Clayton Floyd

Personal information
- Full name: Clayton Floyd
- Born: 7 August 1996 (age 30) Cape Town, South Africa
- Batting: Right-handed
- Bowling: Slow left-arm orthodox
- Role: Batsman

International information
- National side: Netherlands;
- ODI debut (cap 78): 25 January 2022 v Afghanistan
- Last ODI: 21 August 2024 v USA
- T20I debut (cap 48): 16 September 2019 v Scotland
- Last T20I: 5 August 2022 v New Zealand

Career statistics
| Competition | ODI | T20I | LA | T20 |
| Matches | 10 | 4 | 10 | 4 |
| Runs scored | 14 | 24 | 14 | 24 |
| Batting average | 3.50 | 24.00 | 3.50 | 24.00 |
| 100s/50s | 0/0 | 0/0 | 0/0 | 0/0 |
| Top score | 9 | 21 | 9 | 21 |
| Balls bowled | 426 | 66 | 426 | 66 |
| Wickets | 5 | 2 | 5 | 2 |
| Bowling average | 67.20 | 51.00 | 67.20 | 51.00 |
| 5 wickets in innings | 0 | 0 | 0 | 0 |
| 10 wickets in match | 0 | 0 | 0 | 0 |
| Best bowling | 2/41 | 1/14 | 2/41 | 1/14 |
| Catches/stumpings | 2/– | 0/– | 2/– | 0/– |
- Source: Cricinfo, 23 August 2024

= Clayton Floyd =

Dutch-South African cricketer (born 1996)

Clayton Floyd (born 7 August 1996) is a Dutch-South African cricketer. In September 2019, he was named in the Netherlands' Twenty20 International (T20I) squad for the 2019–20 Ireland Tri-Nation Series. He made his T20I debut for the Netherlands, against Scotland, on 16 September 2019. In April 2020, he was one of seventeen Netherlands-based cricketers to be named in the team's senior squad.

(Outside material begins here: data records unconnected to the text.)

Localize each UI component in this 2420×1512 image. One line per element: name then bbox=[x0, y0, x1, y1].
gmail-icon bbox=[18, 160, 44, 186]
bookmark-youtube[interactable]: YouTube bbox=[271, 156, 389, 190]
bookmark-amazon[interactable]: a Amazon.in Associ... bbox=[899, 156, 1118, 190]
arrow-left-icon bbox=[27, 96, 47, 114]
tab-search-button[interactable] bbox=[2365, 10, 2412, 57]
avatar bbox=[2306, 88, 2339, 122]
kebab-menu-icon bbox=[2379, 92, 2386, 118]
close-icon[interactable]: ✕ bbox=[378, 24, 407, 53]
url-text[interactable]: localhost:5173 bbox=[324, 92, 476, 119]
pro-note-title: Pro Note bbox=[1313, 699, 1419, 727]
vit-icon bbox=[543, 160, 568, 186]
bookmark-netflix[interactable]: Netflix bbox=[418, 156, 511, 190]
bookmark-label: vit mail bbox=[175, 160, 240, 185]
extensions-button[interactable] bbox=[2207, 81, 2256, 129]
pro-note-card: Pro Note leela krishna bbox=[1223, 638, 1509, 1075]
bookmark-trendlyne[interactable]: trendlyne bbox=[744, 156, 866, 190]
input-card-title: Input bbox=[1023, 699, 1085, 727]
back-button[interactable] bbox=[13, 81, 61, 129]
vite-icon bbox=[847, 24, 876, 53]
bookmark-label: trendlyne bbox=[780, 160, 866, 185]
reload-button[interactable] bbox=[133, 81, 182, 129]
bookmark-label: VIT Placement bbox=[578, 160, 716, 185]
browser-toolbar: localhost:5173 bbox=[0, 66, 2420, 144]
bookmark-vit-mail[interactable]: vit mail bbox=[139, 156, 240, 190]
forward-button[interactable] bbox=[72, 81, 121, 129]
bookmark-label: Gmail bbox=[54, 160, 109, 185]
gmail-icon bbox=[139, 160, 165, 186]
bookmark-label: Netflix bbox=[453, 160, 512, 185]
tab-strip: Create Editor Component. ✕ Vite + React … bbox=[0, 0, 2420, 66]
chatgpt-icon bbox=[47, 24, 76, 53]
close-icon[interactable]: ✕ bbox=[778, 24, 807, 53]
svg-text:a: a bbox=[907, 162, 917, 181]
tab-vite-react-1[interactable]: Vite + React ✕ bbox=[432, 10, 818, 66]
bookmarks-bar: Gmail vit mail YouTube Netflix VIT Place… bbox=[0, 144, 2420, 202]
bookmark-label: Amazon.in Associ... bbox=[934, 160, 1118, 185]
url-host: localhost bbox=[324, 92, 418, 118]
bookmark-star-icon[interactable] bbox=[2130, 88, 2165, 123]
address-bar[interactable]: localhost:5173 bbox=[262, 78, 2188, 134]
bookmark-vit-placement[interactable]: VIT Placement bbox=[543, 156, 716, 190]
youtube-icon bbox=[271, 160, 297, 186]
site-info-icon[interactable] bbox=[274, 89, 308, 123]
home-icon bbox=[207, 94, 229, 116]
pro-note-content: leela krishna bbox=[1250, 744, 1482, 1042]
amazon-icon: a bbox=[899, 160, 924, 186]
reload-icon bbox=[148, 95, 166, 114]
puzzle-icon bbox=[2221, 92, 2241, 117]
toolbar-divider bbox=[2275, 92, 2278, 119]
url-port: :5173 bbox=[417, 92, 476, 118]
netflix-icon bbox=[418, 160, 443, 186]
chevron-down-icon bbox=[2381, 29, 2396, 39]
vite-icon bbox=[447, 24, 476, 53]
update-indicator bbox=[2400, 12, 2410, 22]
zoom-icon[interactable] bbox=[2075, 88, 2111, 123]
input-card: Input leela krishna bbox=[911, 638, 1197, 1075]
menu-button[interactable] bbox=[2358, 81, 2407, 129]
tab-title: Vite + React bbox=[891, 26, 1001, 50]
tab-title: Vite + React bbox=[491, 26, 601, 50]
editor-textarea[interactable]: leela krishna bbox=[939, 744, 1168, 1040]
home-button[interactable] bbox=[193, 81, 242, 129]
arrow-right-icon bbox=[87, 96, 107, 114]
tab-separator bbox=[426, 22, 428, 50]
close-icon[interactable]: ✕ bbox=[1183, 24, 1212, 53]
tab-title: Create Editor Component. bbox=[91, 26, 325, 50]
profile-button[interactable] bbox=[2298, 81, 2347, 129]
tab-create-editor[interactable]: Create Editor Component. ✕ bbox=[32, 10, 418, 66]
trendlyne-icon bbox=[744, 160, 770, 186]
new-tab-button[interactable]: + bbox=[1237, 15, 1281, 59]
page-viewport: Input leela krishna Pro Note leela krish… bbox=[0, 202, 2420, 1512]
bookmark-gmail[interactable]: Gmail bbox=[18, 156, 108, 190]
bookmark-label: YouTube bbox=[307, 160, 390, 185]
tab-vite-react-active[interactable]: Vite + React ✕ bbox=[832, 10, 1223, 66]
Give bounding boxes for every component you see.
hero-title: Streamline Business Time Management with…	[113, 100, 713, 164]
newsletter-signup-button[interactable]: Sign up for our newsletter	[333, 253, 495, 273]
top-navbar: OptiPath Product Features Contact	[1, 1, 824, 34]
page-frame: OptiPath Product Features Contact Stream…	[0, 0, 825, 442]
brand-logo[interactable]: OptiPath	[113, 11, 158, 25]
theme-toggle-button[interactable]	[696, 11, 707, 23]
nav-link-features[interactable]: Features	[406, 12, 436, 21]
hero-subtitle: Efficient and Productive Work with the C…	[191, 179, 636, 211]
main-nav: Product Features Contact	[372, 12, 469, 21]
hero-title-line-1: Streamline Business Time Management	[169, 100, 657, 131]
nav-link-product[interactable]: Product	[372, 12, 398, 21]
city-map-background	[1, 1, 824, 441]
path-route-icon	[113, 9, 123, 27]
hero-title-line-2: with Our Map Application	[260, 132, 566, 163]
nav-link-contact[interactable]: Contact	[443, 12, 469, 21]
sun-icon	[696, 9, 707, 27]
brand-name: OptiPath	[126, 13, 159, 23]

In November 2021, Floyd was named in the Dutch One Day International (ODI) squad for their series against South Africa. In January 2022, Floyd was named in the Dutch ODI squad for their series against Afghanistan in Qatar. He made his ODI debut on 25 January 2022, against Afghanistan.